Phase 13.0 (this phase) ships the schemas + examples + Python validator. The Rust engine harness ships in 13.4. The TS + Go validators ship in 13.6 alongside the SDK ports themselves.

# Stable contract guarantees

• Frame layout is locked. Adding a request_id, changing endianness, or reordering header bytes is a breaking wire-format change requiring a FORMAT_VERSION bump; the v0 commitment is FORMAT_VERSION = 1.
• Opcode values are locked. Opcodes assigned in this spec (PING, REGISTER, PUSH, GET, BATCH_GET, RESET, GET_RESPONSE, ERROR_RESPONSE) keep their values across all v0 minor releases.
• Body field names within a given opcode are locked once shipped. Adding optional fields is non-breaking; removing fields or changing their types is breaking.
• Error codes in docs/error-codes.md are stable identifiers.

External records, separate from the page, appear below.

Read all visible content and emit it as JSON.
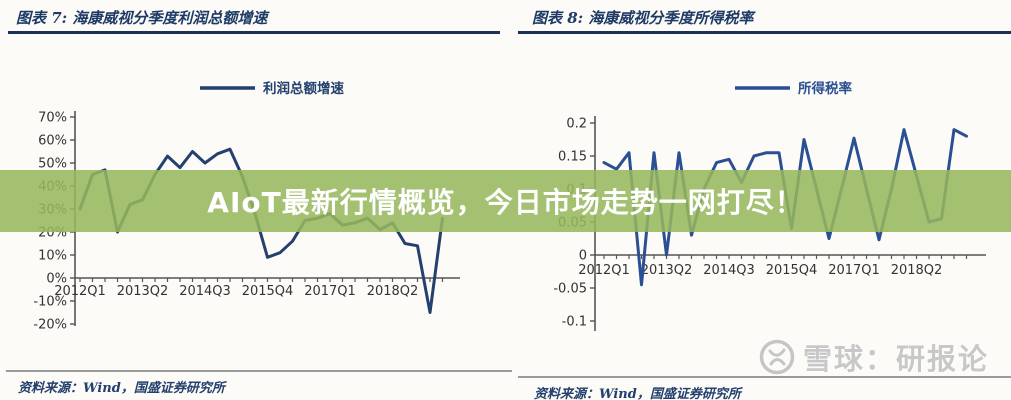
{
  "banner": {
    "text": "AIoT最新行情概览，今日市场走势一网打尽！",
    "background_color": "#96b75d",
    "text_color": "#ffffff"
  },
  "watermark": {
    "text": "雪球：研报论",
    "logo": "xueqiu-circle-logo",
    "color": "#c8c8c8"
  },
  "colors": {
    "title_navy": "#1e3a66",
    "axis_gray": "#555555",
    "rule_gray": "#9a9a9a"
  },
  "chart_data": [
    {
      "type": "line",
      "title": "图表 7: 海康威视分季度利润总额增速",
      "legend": "利润总额增速",
      "line_name": "profit-growth-line",
      "color": "#24406e",
      "source": "资料来源：Wind，国盛证券研究所",
      "x_start": "2012Q1",
      "x_freq": "quarterly",
      "x_tick_labels": [
        {
          "index": 0,
          "label": "2012Q1"
        },
        {
          "index": 5,
          "label": "2013Q2"
        },
        {
          "index": 10,
          "label": "2014Q3"
        },
        {
          "index": 15,
          "label": "2015Q4"
        },
        {
          "index": 20,
          "label": "2017Q1"
        },
        {
          "index": 25,
          "label": "2018Q2"
        }
      ],
      "y_ticks": [
        {
          "label": "70%",
          "value": 70
        },
        {
          "label": "60%",
          "value": 60
        },
        {
          "label": "50%",
          "value": 50
        },
        {
          "label": "40%",
          "value": 40
        },
        {
          "label": "30%",
          "value": 30
        },
        {
          "label": "20%",
          "value": 20
        },
        {
          "label": "10%",
          "value": 10
        },
        {
          "label": "0%",
          "value": 0
        },
        {
          "label": "-10%",
          "value": -10
        },
        {
          "label": "-20%",
          "value": -20
        }
      ],
      "ylim": [
        -20,
        70
      ],
      "values": [
        30,
        45,
        47,
        20,
        32,
        34,
        45,
        53,
        48,
        55,
        50,
        54,
        56,
        44,
        28,
        9,
        11,
        16,
        25,
        26,
        28,
        23,
        24,
        26,
        21,
        24,
        15,
        14,
        -15,
        26
      ]
    },
    {
      "type": "line",
      "title": "图表 8: 海康威视分季度所得税率",
      "legend": "所得税率",
      "line_name": "income-tax-rate-line",
      "color": "#2a4f92",
      "source": "资料来源：Wind，国盛证券研究所",
      "x_start": "2012Q1",
      "x_freq": "quarterly",
      "x_tick_labels": [
        {
          "index": 0,
          "label": "2012Q1"
        },
        {
          "index": 5,
          "label": "2013Q2"
        },
        {
          "index": 10,
          "label": "2014Q3"
        },
        {
          "index": 15,
          "label": "2015Q4"
        },
        {
          "index": 20,
          "label": "2017Q1"
        },
        {
          "index": 25,
          "label": "2018Q2"
        }
      ],
      "y_ticks": [
        {
          "label": "0.2",
          "value": 0.2
        },
        {
          "label": "0.15",
          "value": 0.15
        },
        {
          "label": "0.1",
          "value": 0.1
        },
        {
          "label": "0.05",
          "value": 0.05
        },
        {
          "label": "0",
          "value": 0
        },
        {
          "label": "-0.05",
          "value": -0.05
        },
        {
          "label": "-0.1",
          "value": -0.1
        }
      ],
      "ylim": [
        -0.1,
        0.2
      ],
      "values": [
        0.14,
        0.13,
        0.155,
        -0.045,
        0.155,
        0,
        0.155,
        0.03,
        0.1,
        0.14,
        0.145,
        0.11,
        0.15,
        0.155,
        0.155,
        0.04,
        0.175,
        0.1,
        0.025,
        0.1,
        0.177,
        0.1,
        0.023,
        0.1,
        0.19,
        0.12,
        0.05,
        0.055,
        0.19,
        0.18
      ]
    }
  ]
}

Renaming a code (e.g., schema_mismatch → field_type_mismatch) is a breaking change.
• JSON Schema dialect is draft/2020-12 for v0. Migrating to a future dialect requires explicit ADR.

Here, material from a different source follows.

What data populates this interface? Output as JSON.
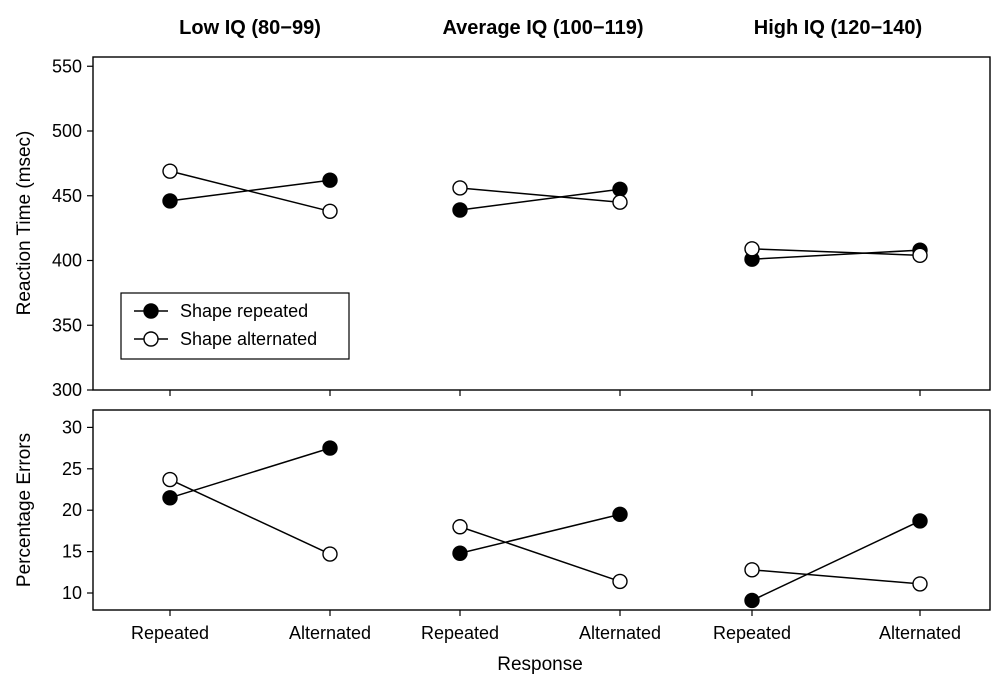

What is not part of the stable contract:

• Internal wire details below the application layer (TCP keepalive cadence, HTTP/1.1 header set, connection-pool sizing).
• The exact HTTP status code for every error code beyond the broad 4xx-vs-5xx distinction (the structured code field is the contract; HTTP status is a hint).
• The server_version returned by OP_PING (semver discipline applies once v0 ships, but the value itself is informational, not contractual).

# Plan-level traceability

This document is authored by Plan 13.0-02 (Wave 1). Downstream plans consume it:

• Plan 13.0-03 (docs/http-api.md) writes the verb-style HTTP route table that mirrors this opcode set.
• Plan 13.0-04 (docs/sdk-api/*.md) writes per-language SDK API specs that target this wire format.
• Plan 13.0-12 (docs/error-codes.md) writes the alphabetised structured-code list referenced by the code field above.
• Plan 13.0-14 (vertical examples) reuses the fixtures here as mock-backend response data.
• Phase 13.4 ships the engine and the Rust validator that asserts every fixture validates.
• Phase 13.5 / 13.6 ship the SDKs that send / receive frames matching this spec.

For the full Phase 13.0 plan tree, see .planning/phases/13.0-design-contract-spec-docs/13.0-PLAN.md.